Hong Kong’s Link Real Estate Investment Trust (00823.HK, Link REIT) has signed its first acquisition deal in mainland China, snapping up EC Mall for 2.5 billion yuan (US$403,000), the Hong Kong Economic Journal reported Wednesday.
The price is 1.63 percent above the property’s appraised value.
The mall in Beijing’s Zhongguancun district, often referred to as China’s Silicon Valley, is expected to yield 4 percent after taxes.
Such returns are rare in Hong Kong, analysts said.
The deal is expected to close on April 1, allowing Link REIT to book rental income shortly after and potentially driving up its distribution ratio.
The property trumped 93 other shopping malls that were under consideration because of its high visitor traffic and central location.
It had a 99 percent occupancy rate, 94 active leases and 41 use permits at the end of February.
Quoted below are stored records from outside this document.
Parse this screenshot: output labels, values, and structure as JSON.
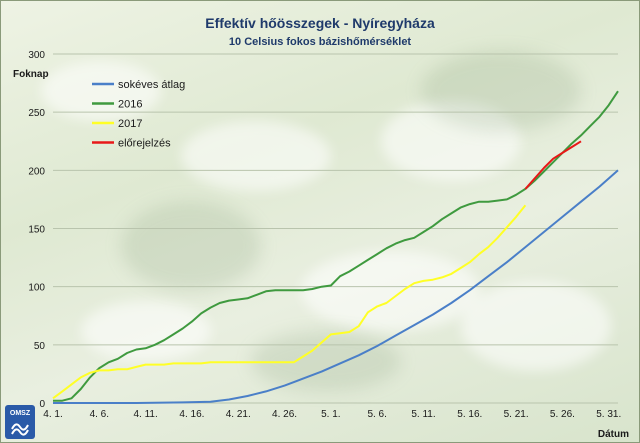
{
  "chart_data": {
    "type": "line",
    "title": "Effektív hőösszegek - Nyíregyháza",
    "subtitle": "10 Celsius fokos bázishőmérséklet",
    "ylabel": "Foknap",
    "xlabel": "Dátum",
    "ylim": [
      0,
      300
    ],
    "yticks": [
      "0",
      "50",
      "100",
      "150",
      "200",
      "250",
      "300"
    ],
    "xticks": [
      "4. 1.",
      "4. 6.",
      "4. 11.",
      "4. 16.",
      "4. 21.",
      "4. 26.",
      "5. 1.",
      "5. 6.",
      "5. 11.",
      "5. 16.",
      "5. 21.",
      "5. 26.",
      "5. 31."
    ],
    "xlim": [
      1,
      62
    ],
    "grid": true,
    "legend_placement": "top-left",
    "series": [
      {
        "name": "sokéves átlag",
        "color": "#4a7fc8",
        "x": [
          1,
          5,
          10,
          15,
          18,
          20,
          22,
          24,
          26,
          28,
          30,
          32,
          34,
          36,
          38,
          40,
          42,
          44,
          46,
          48,
          50,
          52,
          54,
          56,
          58,
          60,
          62
        ],
        "y": [
          0,
          0,
          0,
          0.5,
          1,
          3,
          6,
          10,
          15,
          21,
          27,
          34,
          41,
          49,
          58,
          67,
          76,
          86,
          97,
          109,
          121,
          134,
          147,
          160,
          173,
          186,
          200
        ]
      },
      {
        "name": "2016",
        "color": "#3f9a3f",
        "x": [
          1,
          2,
          3,
          4,
          5,
          6,
          7,
          8,
          9,
          10,
          11,
          12,
          13,
          14,
          15,
          16,
          17,
          18,
          19,
          20,
          21,
          22,
          23,
          24,
          25,
          26,
          27,
          28,
          29,
          30,
          31,
          32,
          33,
          34,
          35,
          36,
          37,
          38,
          39,
          40,
          41,
          42,
          43,
          44,
          45,
          46,
          47,
          48,
          49,
          50,
          51,
          52,
          53,
          54,
          55,
          56,
          57,
          58,
          59,
          60,
          61,
          62
        ],
        "y": [
          2,
          2,
          4,
          12,
          22,
          30,
          35,
          38,
          43,
          46,
          47,
          50,
          54,
          59,
          64,
          70,
          77,
          82,
          86,
          88,
          89,
          90,
          93,
          96,
          97,
          97,
          97,
          97,
          98,
          100,
          101,
          109,
          113,
          118,
          123,
          128,
          133,
          137,
          140,
          142,
          147,
          152,
          158,
          163,
          168,
          171,
          173,
          173,
          174,
          175,
          179,
          184,
          191,
          199,
          207,
          215,
          223,
          230,
          238,
          246,
          256,
          268
        ]
      },
      {
        "name": "2017",
        "color": "#ffff26",
        "x": [
          1,
          2,
          3,
          4,
          5,
          6,
          7,
          8,
          9,
          10,
          11,
          12,
          13,
          14,
          15,
          16,
          17,
          18,
          19,
          20,
          21,
          22,
          23,
          24,
          25,
          26,
          27,
          28,
          29,
          30,
          31,
          32,
          33,
          34,
          35,
          36,
          37,
          38,
          39,
          40,
          41,
          42,
          43,
          44,
          45,
          46,
          47,
          48,
          49,
          50,
          51,
          52
        ],
        "y": [
          4,
          10,
          16,
          22,
          26,
          28,
          28,
          29,
          29,
          31,
          33,
          33,
          33,
          34,
          34,
          34,
          34,
          35,
          35,
          35,
          35,
          35,
          35,
          35,
          35,
          35,
          35,
          40,
          45,
          52,
          59,
          60,
          61,
          66,
          78,
          83,
          86,
          92,
          98,
          103,
          105,
          106,
          108,
          111,
          116,
          121,
          128,
          134,
          142,
          151,
          160,
          170
        ]
      },
      {
        "name": "előrejelzés",
        "color": "#e81818",
        "x": [
          52,
          53,
          54,
          55,
          56,
          57,
          58
        ],
        "y": [
          184,
          193,
          202,
          210,
          215,
          220,
          225
        ]
      }
    ]
  },
  "branding": {
    "logo_text": "OMSZ"
  }
}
The mall made 13 million yuan during the month, with 8 percent coming from its share of revenue and the rest from rental income. It charges about 300 yuan per square meter a month.
EC Mall’s management team will continue to run the property, the report said,
Link REIT will continue to look for acquisition opportunities in Beijing, Shanghai, Guangzhou and Shenzhen amid increasing urbanization, chief executive George Kwok-lung Hongchoy said.
This article appeared in the Hong Kong Economic Journal on March 25.